High Thermal Conductivity and Latent Heat Phase Change Materials Enabled by One-Step Reactive Grafting and a 3D Quasi-Hyperbolic Thermal Network

With the rapid advancement of big data, cloud computing, and artificial intelligence, the demand for efficient thermal management in electronic devices has become increasingly critical. Phase change materials (PCMs) are considered ideal candidates; however, traditional PCMs suffer from issues such as leakage during the melting phase and low thermal conductivity (TC). In this study, a highly reactive one-step epoxy–carboxylic acid grafting method was employed to graft stearic acid (SA) onto the backbone of polyethylene-co-methyl acrylate-co-glycidyl methacrylate (PEMAGMA). This process enables the fabrication of grafted solid–solid phase change materials (SS-PCMs) with high latent heat (155.4 J/g) and low leakage (1.85%) within a relatively short preparation time of 6 h. Then, the SP was combined with an electrochemically expanded graphite (EEG) framework to enhance TC. The final composite exhibited a high TC of 17.7 W/(m·K), high latent heat (94.53 J/g), and excellent antileakage performance (0.07%).
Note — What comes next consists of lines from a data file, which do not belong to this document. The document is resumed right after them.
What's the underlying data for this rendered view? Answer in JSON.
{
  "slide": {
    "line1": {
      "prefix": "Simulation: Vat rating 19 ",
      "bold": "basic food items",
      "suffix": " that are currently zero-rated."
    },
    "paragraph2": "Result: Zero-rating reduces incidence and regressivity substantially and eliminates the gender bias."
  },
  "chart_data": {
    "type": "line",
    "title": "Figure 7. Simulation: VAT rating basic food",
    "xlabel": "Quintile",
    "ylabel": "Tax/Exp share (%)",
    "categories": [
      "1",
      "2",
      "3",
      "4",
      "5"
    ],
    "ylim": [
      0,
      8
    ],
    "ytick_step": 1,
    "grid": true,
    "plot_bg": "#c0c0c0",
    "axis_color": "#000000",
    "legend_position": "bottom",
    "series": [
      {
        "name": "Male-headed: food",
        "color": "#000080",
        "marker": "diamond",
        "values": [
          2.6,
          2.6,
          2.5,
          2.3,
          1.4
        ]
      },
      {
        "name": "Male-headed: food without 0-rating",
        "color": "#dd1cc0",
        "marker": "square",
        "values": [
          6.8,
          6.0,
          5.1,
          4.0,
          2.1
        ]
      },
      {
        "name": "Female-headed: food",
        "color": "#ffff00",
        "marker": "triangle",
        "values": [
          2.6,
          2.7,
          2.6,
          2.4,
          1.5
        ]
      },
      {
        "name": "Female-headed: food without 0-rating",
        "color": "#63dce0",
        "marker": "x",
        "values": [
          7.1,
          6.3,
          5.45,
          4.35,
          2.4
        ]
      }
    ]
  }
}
The LED heat dissipation experiment demonstrated the practical applicability of the SP/EEG composites, reducing the LED’s maximum operating temperature by 15 °C compared to commercial thermal interface materials (TIMs), thereby enhancing thermal management efficiency. This study provides a simple and efficient strategy for synthesizing high-performance composites for advanced thermal management applications.